Estimation of properties of low-lying excited states of Hubbard models: A multiconfigurational symmetrized projector quantum Monte Carlo approach

We present in detail the recently developed multiconfigurational symmetrized projector quantum Monte Carlo method for excited states of the Hubbard model. We describe the implementation of the Monte Carlo method for a multiconfigurational trial wave function. We give a detailed discussion of issues related to the symmetry of the projection procedure that validates our Monte Carlo procedure for excited states. In this context we discuss various averaging procedures for the Green function and present an analysis of the errors incurred in these procedures. We study the ground-state energy and correlation functions of the one-dimensional Hubbard model at half-filling to confirm these analyses. We then study the energies and correlation functions of excited states of Hubbard chains. Hubbard rings away from half-filling are also studied and the pair binding energies for holes of $4n$ and $4n+2$ systems are compared with the Bethe ansatz results of Fye, Martins, and Scalettar [Phys.
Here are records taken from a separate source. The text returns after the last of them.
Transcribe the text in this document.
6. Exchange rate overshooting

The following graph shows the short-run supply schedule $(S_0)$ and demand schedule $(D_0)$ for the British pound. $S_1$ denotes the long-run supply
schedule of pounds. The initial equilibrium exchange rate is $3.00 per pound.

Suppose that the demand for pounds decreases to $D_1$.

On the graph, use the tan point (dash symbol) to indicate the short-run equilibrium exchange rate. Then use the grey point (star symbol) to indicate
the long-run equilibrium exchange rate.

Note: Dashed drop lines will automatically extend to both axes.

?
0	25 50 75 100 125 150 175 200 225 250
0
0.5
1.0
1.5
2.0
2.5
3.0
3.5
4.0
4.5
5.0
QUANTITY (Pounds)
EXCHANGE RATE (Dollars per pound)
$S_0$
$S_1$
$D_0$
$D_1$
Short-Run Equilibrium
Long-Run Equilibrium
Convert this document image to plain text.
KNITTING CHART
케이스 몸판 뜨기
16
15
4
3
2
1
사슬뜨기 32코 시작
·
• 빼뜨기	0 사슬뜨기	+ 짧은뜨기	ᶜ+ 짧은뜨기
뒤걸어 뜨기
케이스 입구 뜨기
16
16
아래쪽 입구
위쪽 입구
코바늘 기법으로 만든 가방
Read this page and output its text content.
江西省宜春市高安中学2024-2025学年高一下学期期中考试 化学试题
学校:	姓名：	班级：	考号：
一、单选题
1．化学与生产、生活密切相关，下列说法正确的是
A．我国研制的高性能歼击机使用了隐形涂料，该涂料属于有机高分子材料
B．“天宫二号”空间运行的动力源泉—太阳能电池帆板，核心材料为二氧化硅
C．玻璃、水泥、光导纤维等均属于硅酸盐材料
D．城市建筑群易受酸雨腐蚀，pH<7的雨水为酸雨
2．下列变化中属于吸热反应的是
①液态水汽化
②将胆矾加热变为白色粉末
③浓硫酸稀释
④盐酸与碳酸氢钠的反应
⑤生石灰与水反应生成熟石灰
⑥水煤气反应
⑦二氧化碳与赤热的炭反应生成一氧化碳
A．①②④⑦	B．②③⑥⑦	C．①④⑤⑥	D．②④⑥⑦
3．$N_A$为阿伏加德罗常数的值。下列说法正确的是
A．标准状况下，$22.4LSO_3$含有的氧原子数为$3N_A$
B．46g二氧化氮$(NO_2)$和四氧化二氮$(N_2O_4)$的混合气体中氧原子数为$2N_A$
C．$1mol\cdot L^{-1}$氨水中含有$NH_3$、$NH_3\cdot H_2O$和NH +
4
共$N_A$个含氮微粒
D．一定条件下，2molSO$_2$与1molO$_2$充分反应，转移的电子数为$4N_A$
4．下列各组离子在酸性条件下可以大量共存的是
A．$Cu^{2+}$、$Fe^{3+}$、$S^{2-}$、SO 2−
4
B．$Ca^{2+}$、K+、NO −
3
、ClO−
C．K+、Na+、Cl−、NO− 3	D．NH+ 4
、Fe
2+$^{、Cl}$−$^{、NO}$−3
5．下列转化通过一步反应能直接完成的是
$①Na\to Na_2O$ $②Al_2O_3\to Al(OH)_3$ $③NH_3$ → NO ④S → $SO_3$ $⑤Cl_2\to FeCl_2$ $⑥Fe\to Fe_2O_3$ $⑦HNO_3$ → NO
Rev. B 42, 6809 (1990)]. Our study of the two-dimensional Hubbard model includes the $4\times 2$ ladder and the $3\times 4$ lattice with periodic boundary conditions. The $3\times 4$ lattice is nonbipartite and amenable to exact diagonalization studies and is, therefore, a good candidate for checks on the method. We are able to reproduce accurately the energies of ground and excited states, both at and away from half-filling. We study the properties of the $4\times 2$ Hubbard ladder with bond alternation as the correlation strength and filling are varied. The method reproduces the correlation functions accurately. We also examine the severity of sign problem for one- and two-dimensional systems.